La nottata non era stata delle migliori. Mi ero svegliata varie volte, i sogni che facevo non erano definibili come incubi, tuttavia il disagio che provavo mi costringeva quasi a risvegliarmi per non continuare a percepirlo. C’erano fiumi, persone, una gita da fare, case sull’acqua, compiti da completare con la figlia di un’amica, bambini che entravano dentro la casa senza permesso ai quali intimavo di uscire … e poi, quell’ultima parte di sogno che non si era concluso a causa del suono della sveglia che mi richiamava alla realtà. Un sogno dove progettavo una casa o quattro?
Tutto quell’affastellarsi di forme, parole, luoghi, sensazioni, fastidi avevano continuato a insidiare il mio benessere in quella mattinata, tanto che il programma che avevo stabilito per era andato a “carte quarantotto”. Tra le attività previste quella che mi creava maggiore difficoltà era il pensiero di uscire di casa e andare a fare la spesa.
Eppure, l’ultima volta che ero uscita di casa per recarmi al piccolo supermarket del paese avevo scoperto che la signora che serviva al banco del fresco aveva delle idee simili alle mie e mi aveva fatto piacere fermarmi a parlare con lei per qualche minuto. Andavo di rado nel negozio del paese, preferivo fare la spesa direttamente presso i piccoli produttori, oppure tramite il gruppo d’acquisto solidale, e in ultimo nei supermercati dove non si trovavano prodotti della grande distribuzione. Avevo iniziato però a frequentarlo con una certa regolarità per comprare le uova e la ricotta che sapevo arrivavano direttamente dal circondario del paese.
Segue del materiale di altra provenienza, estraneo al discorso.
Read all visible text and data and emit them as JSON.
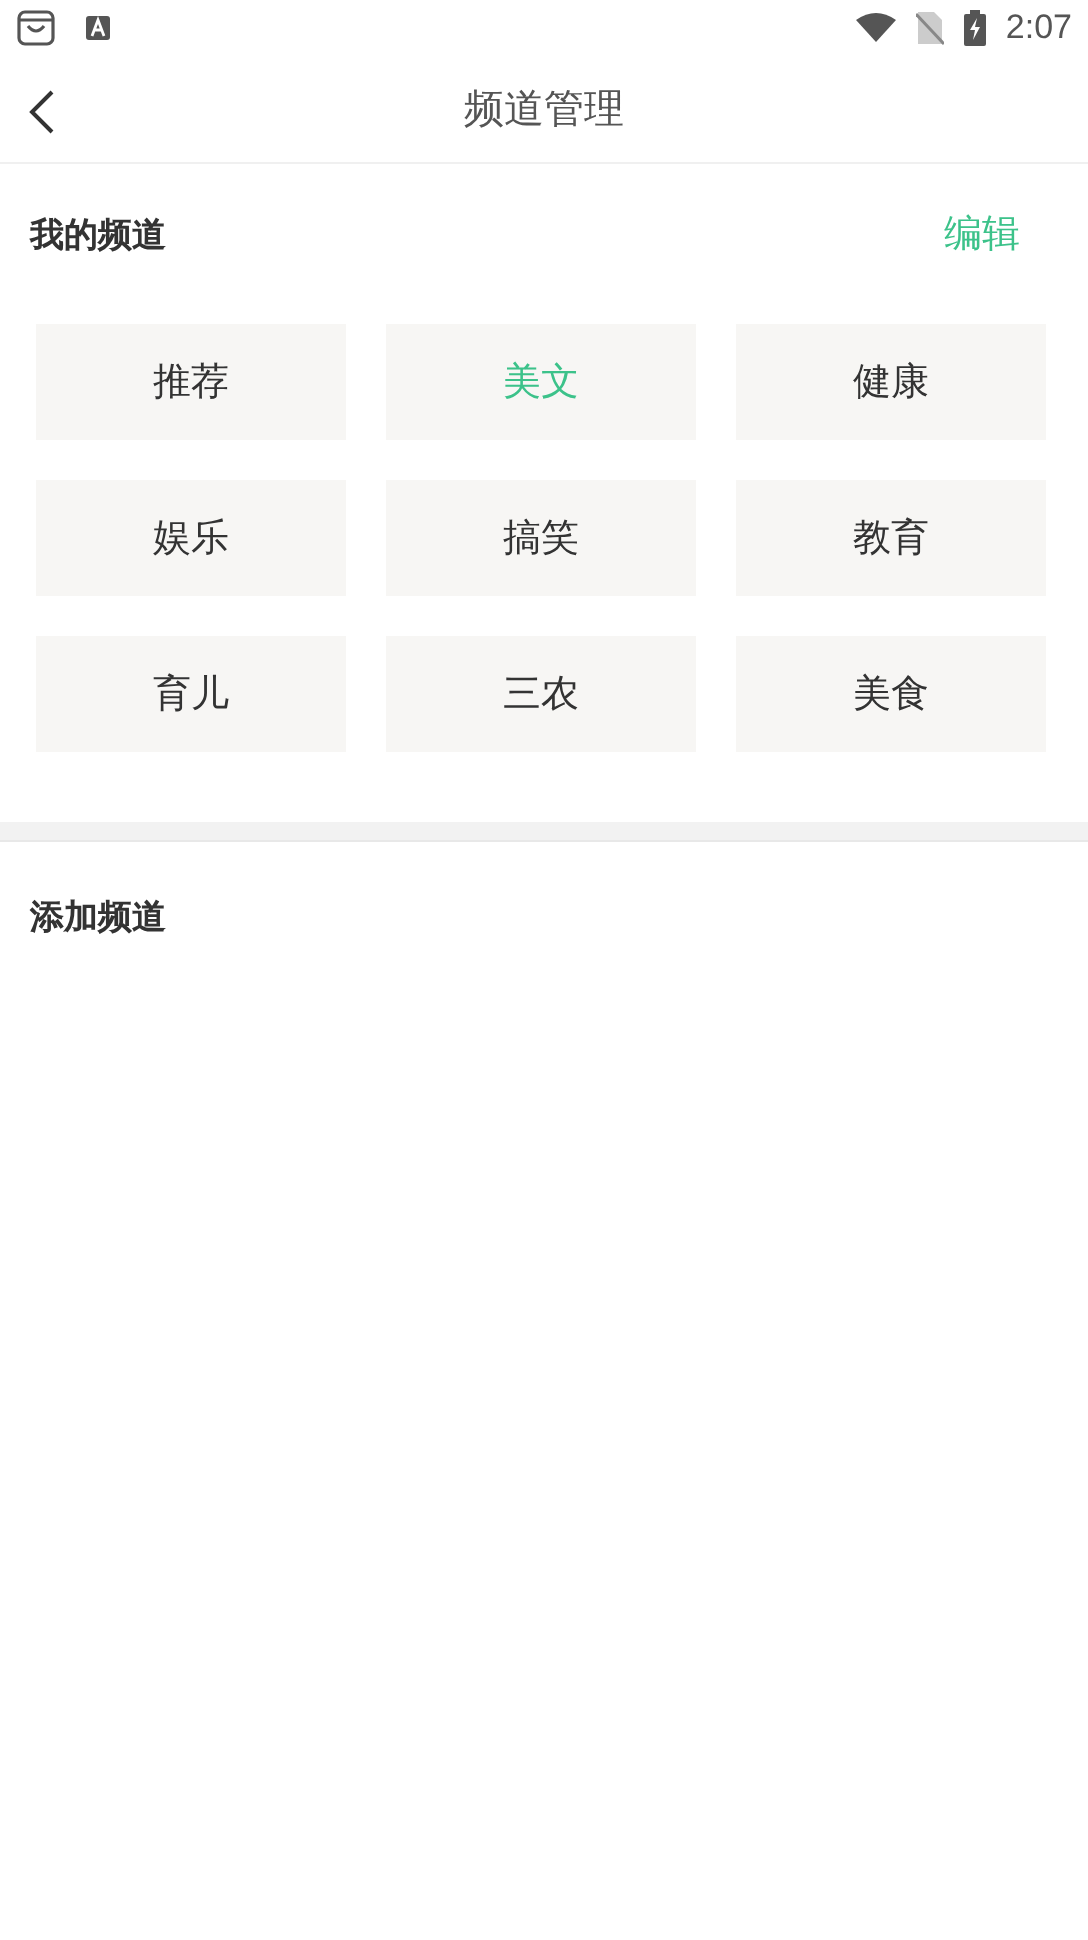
{
  "status_bar": {
    "time": "2:07"
  },
  "nav": {
    "title": "频道管理"
  },
  "my_channels": {
    "title": "我的频道",
    "edit": "编辑",
    "channels": [
      {
        "label": "推荐",
        "selected": false
      },
      {
        "label": "美文",
        "selected": true
      },
      {
        "label": "健康",
        "selected": false
      },
      {
        "label": "娱乐",
        "selected": false
      },
      {
        "label": "搞笑",
        "selected": false
      },
      {
        "label": "教育",
        "selected": false
      },
      {
        "label": "育儿",
        "selected": false
      },
      {
        "label": "三农",
        "selected": false
      },
      {
        "label": "美食",
        "selected": false
      }
    ]
  },
  "add_channels": {
    "title": "添加频道"
  }
}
Quel giovedì di ritorno verso casa mi ero attardata tra i vicoli, non avevo fatto la solita stradina, una scorciatoia che dall’entrata nel borgo arrivava nel modo più veloce possibile davanti alla mia porta, ma avevo scelto di percorrere la strada più lunga possibile. Era ora di pranzo e il centro storico era completamente deserto. Non avevo incontrato nessuno e il silenzio di quell’ora era quasi totale, il ritorno del freddo non permetteva neppure che i suoni degli interni delle abitazioni fuoriuscissero dalle finestre aperte, e faceva risuonare i miei passi sulla pavimentazione. La giornata era connotata da un grigiore del cielo che si rifletteva sui colori delle antiche case del paesino, ma nonostante tutto la bellezza di quel posto e l’aria che respiravo mi aveva fatto sentire in pace, con me stessa e con il mondo. Quelle sensazioni che spesso mi capitava di provare da più di un anno, da quando vivevo lì, mi davano sempre più la certezza che la scelta che avevo fatto era la migliore possibile per la mia vita di quel momento.
Questa certezza era stata confermata varie volte dall’inizio della quarantena, vivevo in un posto che avevo scelto con cura, in una bella casa luminosa; una casa adeguata alle mie esigenze che mi permetteva quando mi affacciavo alla porta-finestra del piccolo balconcino esposto a sud addirittura di potermi sdraiare al sole nelle belle giornate, dove potevo godere di tanti confort e con sufficiente spazio da potermi permettere di liberare la mia creatività senza limiti. Una volta ero perfino riuscita a fare dentro casa body painting senza sporcare quasi nulla!
Sentivo quella casa proprio come un nido, non come la gabbia in cui l’isolamento ci aveva costretto a vivere, o come rifugio dalla cattiveria del mondo come lo era stato in passato. Nido in tutti i suoi significati: il luogo che mi accoglieva amoroso, quello dove avevo la possibilità di essere nutrita e crescere, il luogo che raccoglieva e che permetteva di cercare in me stessa l’espressione di tutte le mie qualità e anche di tutto ciò che volevo modificare.
E allora, se quel giorno decidevo di non lasciarla, di non uscire di casa, probabilmente era la scelta migliore!